I walked past him and sat on a chair in the dining room. My legs felt rubbery and my stomach queasy. “Who is it? No, don’t tell me, I don’t want to know. Just tell me, is she younger than me? She’s really young, isn’t she? No, don’t tell me that. I don’t want to know.” Suddenly my head began to throb. “Oh God, is it someone I know?” Michael shook his head. I pushed my hands against my temples as the batch of spiders began to make their way over my skin, the tickly, soft scuttering of their legs pinning a great weight beneath them. I felt itchy and antsy and very, very sick, all over, all at once. “God damn you, Michael, God damn you!”
“I’m sorry, Avery, I really am.” “Oh, shut up.”
I wanted Michael to stop talking, but at the same time, I wanted to know so much more, I wanted him to tell me things, everything in his heart. I had so many questions but the answers, I knew, I’d never get from Michael.
“I didn’t want to hurt you, but sometimes things happen and you can’t plan for them. I see this kind of thing happening all around—we both have—the craziest things happen. You can’t foresee them. You can only accept them. You have to realize that fate is what it is, and you have to go with it. Both of us do.”
He was reasoning this out, methodically, like he always did, like a legal summation, but I wanted more of his emotions, I needed more.
“It’s fate? Is that what this is, some kind of once-in-a-lifetime miracle?” He didn’t say anything. “Is that right, Michael? The stars aligned for you and you finally found your soulmate? Your true love? Oh, how lucky for you.”
“Yes. I didn’t want to say that out loud, but yes, I think I have. I’ve been thinking about that and I think I’ve found something. I mean, I know I have. I think I’m happy.”
“What are you talking about? You’re happy? What the devil are you talking about? What do you know about it?”
He stood next to the dining-room table, his arms dangling at his side.

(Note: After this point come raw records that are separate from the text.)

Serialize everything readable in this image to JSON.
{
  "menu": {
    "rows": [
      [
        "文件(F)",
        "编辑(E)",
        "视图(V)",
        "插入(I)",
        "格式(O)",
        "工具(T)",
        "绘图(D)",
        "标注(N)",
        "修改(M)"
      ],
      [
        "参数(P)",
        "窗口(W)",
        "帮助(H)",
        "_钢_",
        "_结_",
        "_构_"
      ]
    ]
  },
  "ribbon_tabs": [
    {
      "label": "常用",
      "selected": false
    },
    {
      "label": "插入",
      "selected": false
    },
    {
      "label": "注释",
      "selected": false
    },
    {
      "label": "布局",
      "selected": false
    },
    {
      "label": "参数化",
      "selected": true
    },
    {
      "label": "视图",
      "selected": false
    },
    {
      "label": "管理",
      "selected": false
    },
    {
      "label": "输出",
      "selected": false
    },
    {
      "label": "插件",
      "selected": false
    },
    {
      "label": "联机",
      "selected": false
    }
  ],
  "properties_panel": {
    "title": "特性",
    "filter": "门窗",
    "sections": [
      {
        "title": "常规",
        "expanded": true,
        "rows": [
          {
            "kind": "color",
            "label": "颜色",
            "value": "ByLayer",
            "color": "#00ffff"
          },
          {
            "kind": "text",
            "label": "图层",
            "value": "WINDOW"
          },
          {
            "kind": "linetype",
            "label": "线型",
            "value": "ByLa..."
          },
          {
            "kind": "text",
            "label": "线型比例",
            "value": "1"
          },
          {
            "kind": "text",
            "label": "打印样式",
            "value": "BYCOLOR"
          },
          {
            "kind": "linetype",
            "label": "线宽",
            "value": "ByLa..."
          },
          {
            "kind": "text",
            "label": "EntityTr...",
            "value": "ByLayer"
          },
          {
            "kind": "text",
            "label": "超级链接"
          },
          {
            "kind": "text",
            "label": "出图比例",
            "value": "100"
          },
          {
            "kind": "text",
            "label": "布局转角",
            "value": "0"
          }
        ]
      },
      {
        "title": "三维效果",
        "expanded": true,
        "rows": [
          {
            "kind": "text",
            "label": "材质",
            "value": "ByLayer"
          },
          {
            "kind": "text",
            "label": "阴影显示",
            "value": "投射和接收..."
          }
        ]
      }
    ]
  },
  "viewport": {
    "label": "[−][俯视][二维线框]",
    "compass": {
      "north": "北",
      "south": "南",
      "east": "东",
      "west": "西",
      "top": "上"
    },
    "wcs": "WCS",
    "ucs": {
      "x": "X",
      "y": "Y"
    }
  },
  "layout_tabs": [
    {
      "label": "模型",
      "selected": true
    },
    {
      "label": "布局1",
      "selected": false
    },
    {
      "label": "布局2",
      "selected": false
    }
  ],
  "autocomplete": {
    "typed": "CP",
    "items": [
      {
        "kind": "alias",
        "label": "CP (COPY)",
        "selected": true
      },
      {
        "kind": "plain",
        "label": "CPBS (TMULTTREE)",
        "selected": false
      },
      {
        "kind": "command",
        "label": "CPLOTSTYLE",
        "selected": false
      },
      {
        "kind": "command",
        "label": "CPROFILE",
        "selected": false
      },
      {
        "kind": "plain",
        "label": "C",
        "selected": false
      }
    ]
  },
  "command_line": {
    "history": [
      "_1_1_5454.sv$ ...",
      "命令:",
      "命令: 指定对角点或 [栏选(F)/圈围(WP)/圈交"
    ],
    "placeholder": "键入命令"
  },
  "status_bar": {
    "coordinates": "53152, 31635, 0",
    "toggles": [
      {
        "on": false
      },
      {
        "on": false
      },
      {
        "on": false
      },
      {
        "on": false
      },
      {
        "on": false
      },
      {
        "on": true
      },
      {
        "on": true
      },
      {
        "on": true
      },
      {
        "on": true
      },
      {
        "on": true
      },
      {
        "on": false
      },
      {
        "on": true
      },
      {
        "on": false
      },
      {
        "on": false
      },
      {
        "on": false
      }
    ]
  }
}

He didn’t look happy: He looked uncomfortable, he looked miserable, he looked like he hadn’t slept in days, a spare tire hanging loosely around his midsection, his skin pasty, his thin hair pushed tightly across his forehead. Through the middle-aged veneer, something in him seemed vulnerable, like a schoolboy standing in a doorway of a new classroom at midterm. His eyes looked sad, his brows pinched in fear. He didn’t know which way to go. As much as I wanted to hit him as hard as I have ever wanted to hit anyone, I also wanted to pull him back from that doorway, hug him, assure him that he didn’t need to do this to make himself feel better. We could work on it. It would pass. He was still my Michael and I was still his Avy. There was no one else.
“Who is this person? Who is this woman?”
“This is the really hard part,” he said and scratched at his cheek. “Oh God. Who?”
“Well, it’s going to seem strange, but it really makes all the sense in the world.”
“I feel sick. Is it someone I know?” Michael stared at me.
“I’m waiting.”
“Zoe Robeson.”
“Who?”
“Zoe Robeson.”
“Zoe Robeson? Is that what you said? Zoe Robeson, the actress?” I couldn’t believe what he just said. “Zoe Robeson? I really don’t understand anything that’s happening right now. Do you know Zoe Robeson? Zoe Robeson, the actress? Who probably lives in Hollywood, a million miles away from our house in Middleton?”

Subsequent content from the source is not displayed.